Think of a guy like Pinochet in Chile or Marcos in the Philippines.
These are the kinds of people that Kirkpatrick is talking about.
But there's a second point to make about these dictators, and that is that there are large areas of your life that they don't care about.
They're not going to try to molest you because they don't care where you live, they don't care what you eat, they don't care what religion you practice, they don't care what you do for a living.
They're not looking to manage or control or run your entire life.
They're just looking to stay in power.
What they don't want or have shown little interest in, says Kirkpatrick, is, quote, jurisdiction over the whole life of a society.
And here's the key difference between an authoritarian and a totalitarian.
In fact, even the word totalitarian gives it away.
It comes from the word total.
The totalitarian wants total control.
The totalitarian wants to take you as you are and make you into a new person, a new man.
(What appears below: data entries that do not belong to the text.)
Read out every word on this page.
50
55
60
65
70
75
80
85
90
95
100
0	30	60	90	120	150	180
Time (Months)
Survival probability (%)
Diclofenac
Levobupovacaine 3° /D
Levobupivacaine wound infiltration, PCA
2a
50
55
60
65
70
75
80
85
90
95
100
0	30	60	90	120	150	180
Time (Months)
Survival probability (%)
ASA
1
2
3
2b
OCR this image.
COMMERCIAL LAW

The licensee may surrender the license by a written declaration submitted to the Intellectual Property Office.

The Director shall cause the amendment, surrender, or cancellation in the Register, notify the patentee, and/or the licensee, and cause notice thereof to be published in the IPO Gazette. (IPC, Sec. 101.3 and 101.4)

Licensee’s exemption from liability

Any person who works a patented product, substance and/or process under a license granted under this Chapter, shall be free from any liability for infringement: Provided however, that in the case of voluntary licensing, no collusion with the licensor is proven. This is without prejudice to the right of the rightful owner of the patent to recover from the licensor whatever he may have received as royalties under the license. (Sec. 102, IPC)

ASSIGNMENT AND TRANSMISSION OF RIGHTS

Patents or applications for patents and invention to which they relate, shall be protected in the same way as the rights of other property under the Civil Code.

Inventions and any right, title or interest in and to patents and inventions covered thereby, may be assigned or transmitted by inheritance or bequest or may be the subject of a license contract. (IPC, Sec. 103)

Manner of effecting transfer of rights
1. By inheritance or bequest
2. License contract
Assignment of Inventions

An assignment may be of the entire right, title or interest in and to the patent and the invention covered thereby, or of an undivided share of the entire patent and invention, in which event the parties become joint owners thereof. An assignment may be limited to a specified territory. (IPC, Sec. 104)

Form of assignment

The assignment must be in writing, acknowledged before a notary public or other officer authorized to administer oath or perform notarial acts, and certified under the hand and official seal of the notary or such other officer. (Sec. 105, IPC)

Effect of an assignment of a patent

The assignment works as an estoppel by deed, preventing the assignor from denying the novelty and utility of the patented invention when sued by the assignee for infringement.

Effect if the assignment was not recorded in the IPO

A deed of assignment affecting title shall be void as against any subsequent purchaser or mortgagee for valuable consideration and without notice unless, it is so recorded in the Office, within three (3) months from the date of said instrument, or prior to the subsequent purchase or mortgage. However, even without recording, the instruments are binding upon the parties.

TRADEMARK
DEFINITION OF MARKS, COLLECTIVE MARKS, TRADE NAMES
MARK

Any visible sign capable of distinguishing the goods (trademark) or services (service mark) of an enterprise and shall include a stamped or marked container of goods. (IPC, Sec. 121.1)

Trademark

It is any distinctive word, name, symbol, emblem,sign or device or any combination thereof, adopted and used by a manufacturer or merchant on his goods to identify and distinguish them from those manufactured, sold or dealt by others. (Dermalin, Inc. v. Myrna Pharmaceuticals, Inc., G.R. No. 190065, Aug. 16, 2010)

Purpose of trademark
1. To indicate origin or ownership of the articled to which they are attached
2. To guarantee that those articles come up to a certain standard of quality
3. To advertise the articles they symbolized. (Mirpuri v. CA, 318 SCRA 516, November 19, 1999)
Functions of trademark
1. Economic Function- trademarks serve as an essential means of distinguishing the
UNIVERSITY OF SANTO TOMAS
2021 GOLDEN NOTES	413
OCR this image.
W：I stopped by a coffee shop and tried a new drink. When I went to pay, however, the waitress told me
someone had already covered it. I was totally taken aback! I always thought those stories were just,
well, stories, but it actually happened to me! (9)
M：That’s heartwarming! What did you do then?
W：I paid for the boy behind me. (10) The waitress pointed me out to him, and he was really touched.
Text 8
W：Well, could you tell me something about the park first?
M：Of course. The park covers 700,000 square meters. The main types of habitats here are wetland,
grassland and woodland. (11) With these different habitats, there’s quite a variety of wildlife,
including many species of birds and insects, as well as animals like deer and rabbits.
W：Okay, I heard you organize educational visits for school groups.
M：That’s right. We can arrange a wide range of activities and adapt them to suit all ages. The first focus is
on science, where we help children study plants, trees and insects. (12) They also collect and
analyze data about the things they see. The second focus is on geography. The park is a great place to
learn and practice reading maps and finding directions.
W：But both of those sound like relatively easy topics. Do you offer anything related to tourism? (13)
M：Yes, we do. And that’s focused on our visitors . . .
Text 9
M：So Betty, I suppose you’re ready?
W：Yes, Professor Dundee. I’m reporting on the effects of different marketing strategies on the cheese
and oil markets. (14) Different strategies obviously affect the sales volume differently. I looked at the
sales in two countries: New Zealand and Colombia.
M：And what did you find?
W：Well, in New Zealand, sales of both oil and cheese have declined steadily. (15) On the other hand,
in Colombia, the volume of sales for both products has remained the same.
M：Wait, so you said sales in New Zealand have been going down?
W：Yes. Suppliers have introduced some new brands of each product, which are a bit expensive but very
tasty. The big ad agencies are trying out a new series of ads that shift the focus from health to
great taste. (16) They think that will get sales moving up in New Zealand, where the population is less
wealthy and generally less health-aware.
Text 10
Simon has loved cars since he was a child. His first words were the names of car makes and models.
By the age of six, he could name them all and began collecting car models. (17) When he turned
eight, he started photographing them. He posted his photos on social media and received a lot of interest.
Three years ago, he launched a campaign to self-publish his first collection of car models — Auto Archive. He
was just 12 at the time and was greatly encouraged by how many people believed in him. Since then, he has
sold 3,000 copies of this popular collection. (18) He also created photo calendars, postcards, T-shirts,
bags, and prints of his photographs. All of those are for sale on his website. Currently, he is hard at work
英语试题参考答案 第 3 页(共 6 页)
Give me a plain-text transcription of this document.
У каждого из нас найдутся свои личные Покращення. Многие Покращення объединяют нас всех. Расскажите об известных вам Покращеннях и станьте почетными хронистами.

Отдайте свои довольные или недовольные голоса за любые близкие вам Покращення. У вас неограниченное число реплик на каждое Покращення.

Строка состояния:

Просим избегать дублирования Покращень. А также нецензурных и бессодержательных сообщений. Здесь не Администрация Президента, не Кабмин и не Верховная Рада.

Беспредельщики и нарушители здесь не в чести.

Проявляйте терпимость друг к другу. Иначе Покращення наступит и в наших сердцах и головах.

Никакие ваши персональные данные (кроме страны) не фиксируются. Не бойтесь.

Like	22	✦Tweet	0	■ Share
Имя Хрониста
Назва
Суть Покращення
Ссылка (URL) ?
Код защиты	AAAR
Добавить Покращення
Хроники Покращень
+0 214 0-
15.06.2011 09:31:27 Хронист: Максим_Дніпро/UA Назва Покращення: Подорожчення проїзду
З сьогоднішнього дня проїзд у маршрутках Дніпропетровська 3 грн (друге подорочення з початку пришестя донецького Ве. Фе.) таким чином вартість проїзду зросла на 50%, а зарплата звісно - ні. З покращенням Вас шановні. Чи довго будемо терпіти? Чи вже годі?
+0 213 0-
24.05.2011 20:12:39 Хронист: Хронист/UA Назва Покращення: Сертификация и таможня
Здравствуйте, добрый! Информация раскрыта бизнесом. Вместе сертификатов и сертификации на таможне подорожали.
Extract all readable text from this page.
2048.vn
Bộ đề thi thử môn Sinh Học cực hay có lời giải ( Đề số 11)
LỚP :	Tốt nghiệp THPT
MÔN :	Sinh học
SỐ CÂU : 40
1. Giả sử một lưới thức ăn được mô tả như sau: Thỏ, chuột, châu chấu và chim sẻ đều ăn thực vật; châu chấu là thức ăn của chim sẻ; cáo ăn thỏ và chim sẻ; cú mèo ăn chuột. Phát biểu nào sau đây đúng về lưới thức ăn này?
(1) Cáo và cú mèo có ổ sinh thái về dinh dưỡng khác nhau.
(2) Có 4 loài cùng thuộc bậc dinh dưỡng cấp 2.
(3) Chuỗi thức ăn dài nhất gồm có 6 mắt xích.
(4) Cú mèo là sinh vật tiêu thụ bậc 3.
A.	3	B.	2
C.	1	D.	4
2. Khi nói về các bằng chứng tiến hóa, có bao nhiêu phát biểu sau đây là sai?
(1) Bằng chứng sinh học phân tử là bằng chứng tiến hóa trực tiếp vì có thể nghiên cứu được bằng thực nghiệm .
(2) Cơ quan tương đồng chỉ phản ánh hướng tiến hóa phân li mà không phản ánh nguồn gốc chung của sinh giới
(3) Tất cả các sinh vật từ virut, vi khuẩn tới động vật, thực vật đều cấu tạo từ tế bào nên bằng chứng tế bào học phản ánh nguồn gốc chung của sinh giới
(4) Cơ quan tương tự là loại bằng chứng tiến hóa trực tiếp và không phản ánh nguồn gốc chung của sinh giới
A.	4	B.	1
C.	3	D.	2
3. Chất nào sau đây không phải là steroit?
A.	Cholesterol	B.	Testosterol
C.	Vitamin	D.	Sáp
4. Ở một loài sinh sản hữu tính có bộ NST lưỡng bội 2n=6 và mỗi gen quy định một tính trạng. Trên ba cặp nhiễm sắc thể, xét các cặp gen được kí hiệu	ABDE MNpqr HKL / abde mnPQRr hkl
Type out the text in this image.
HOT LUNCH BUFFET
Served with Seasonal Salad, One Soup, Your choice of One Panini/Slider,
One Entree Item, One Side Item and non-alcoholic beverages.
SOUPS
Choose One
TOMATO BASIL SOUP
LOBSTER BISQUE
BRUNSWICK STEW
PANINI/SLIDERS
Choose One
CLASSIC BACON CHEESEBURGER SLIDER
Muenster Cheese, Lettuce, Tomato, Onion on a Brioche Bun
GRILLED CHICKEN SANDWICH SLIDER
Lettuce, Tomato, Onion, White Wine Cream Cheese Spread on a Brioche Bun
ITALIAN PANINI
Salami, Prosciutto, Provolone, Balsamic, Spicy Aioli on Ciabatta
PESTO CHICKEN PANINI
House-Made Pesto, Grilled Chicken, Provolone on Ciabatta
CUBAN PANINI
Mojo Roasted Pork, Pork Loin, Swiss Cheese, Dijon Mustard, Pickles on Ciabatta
The totalitarian cares what you eat and cares how your family is organized and cares about what religion you practice.
So totalitarians are known to shut down the churches, imprison monks and priests.
They're known to establish comprehensive regimes of censorship.
And they will engage in the minute regulation of the details of society because they are driven by ideology.
They're not just driven by the fact that, hey, I'm Pinochet and I want to stay in power.
These are people who are driven by the worldview that they have, which requires creating a new type of society.
In fact, this is all the basis of Marxist and communist ideology.
And so what Kirkpatrick was saying was kind of the opposite of the Jimmy Carter approach.
She was saying, it is permissible to ally with authoritarian regimes in order to fight the greater threat posed by totalitarian regimes.
Or to put it differently, it is okay to ally with the lesser evil to block the greater evil.
Obviously, ideally, you wouldn't have evil at all, but since the world is not like that, there's a kind of Machiavellian dimension here to Kirkpatrick's reasoning that sometimes in the real world, you have to make choices not based upon the way you want things to be or the way things ought to be.
You have to make choices based upon the way things are.
And so, in some cases, making friends with the imperfect or even the bad guy is a necessity if you would thwart the greater threat, the greater threat to your safety, the greater threat to your prosperity, but also the greater threat to human rights posed by the worst guy.